S’pore could go into recession in 2020
If external conditions continue to deteriorate.
Singapore could go into a recession in 2020 as the signs are there and if external conditions continue to deteriorate.
This is based on a report released on Tuesday, June 4 by the Institute of Chartered Accountants in England and Wales (ICAEW) and financial forecasting firm Oxford Economics, according to Today.
Singapore, an export-dependent country, is bound to be the most hurt among major Southeast Asian economies by the escalating trade war between the United States and China, forecasts have predicted.
Singapore’s economy is predicted to shrink from the 3.1 percent growth in 2018 to 1.9 percent in 2019.
It will then recover slightly to 2.2 percent in 2020.
A country goes into recession when there is a fall in GDP in two successive quarters.
First quarter of 2019 bad
Singapore’s economy grew by 1.2 percent in the first quarter of this year.
This is the lowest growth rate in nearly 10 years, performing worse than the government’s flash estimate.
Surrounding countries less impacted
Singapore’s projected performance this year falls below the 4.8 percent growth forecast for the year across the region.
Out of six Southeast Asian countries tracked by the institute, Singapore will face the sharpest predicted slump among Indonesia, Malaysia, the Philippines, Thailand and Vietnam.
ICAEW’s 2019 forecast for Singapore comes within the Ministry of Trade and Industry’s prediction of 1.5 to 2.5 percent gross domestic product (GDP) growth announced in May 2019.
Vital signs weakening
There is a risk things could go south if external conditions further deteriorate.
The ICAEW report gave several reasons for a possible slowdown, as cited by Today:
• Singapore’s open and trade-dependent economy has been dented by trade protectionism in U.S. and China.

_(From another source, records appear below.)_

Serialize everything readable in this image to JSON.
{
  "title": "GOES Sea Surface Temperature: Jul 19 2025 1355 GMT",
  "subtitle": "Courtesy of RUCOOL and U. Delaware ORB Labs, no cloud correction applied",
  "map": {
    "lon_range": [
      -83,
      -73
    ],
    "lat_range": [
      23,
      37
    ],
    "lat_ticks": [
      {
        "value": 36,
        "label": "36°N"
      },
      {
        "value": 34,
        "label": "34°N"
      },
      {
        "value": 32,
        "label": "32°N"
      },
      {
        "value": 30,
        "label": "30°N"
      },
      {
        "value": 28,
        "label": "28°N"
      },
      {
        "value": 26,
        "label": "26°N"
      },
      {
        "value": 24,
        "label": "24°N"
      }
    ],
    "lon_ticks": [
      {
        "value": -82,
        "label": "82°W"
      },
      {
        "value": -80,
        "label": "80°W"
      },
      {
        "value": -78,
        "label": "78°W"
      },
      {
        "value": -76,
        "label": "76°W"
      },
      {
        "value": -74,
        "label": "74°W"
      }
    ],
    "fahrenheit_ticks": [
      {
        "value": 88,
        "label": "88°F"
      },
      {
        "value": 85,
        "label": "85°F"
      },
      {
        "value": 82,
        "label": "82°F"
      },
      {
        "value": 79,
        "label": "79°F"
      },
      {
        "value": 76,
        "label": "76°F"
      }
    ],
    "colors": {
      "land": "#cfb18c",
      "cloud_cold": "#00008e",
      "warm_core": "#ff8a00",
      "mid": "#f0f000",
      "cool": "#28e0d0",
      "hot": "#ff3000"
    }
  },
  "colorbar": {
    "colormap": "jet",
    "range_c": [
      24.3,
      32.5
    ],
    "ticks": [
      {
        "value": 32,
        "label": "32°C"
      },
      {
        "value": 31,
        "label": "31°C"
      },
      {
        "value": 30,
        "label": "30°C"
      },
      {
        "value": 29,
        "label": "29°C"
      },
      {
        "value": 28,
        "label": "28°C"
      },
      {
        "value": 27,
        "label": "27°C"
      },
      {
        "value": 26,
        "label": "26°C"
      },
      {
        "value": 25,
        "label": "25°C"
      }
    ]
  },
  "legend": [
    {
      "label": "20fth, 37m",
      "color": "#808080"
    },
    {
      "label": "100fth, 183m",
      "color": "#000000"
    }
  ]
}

This has been compounded by weaker global trade. Exports were 2.1 percent lower in the first quarter of 2019 than in the same period in 2018, mainly due to a sharp fall in goods exports.
• The outlook for exports remains downbeat, as the U.S. and China continue imposing tariffs. Both countries rank among Singapore’s largest trading partners.
• Electronics manufacturing sectors here are affected. Investment in machinery and equipment fell and firms have opted to reduce stocks.
• Singapore is affected by lower imports demand from China. China’s domestic economy has been generally slowing down since 2016, made worse by the trade war.
A recession hitting Singapore is not a certainty, as the country still has some strong fundamentals.
• Singapore’s domestic demand, which includes household spending and the construction industry, has remained resilient and could offset the fall in trade. Ongoing public infrastructure projects such as the 21.5km North-South Corridor by the Land Transport Authority are in the works. However, the growth of residential construction activities has eased, and demand for durable goods such as motor vehicles have weakened.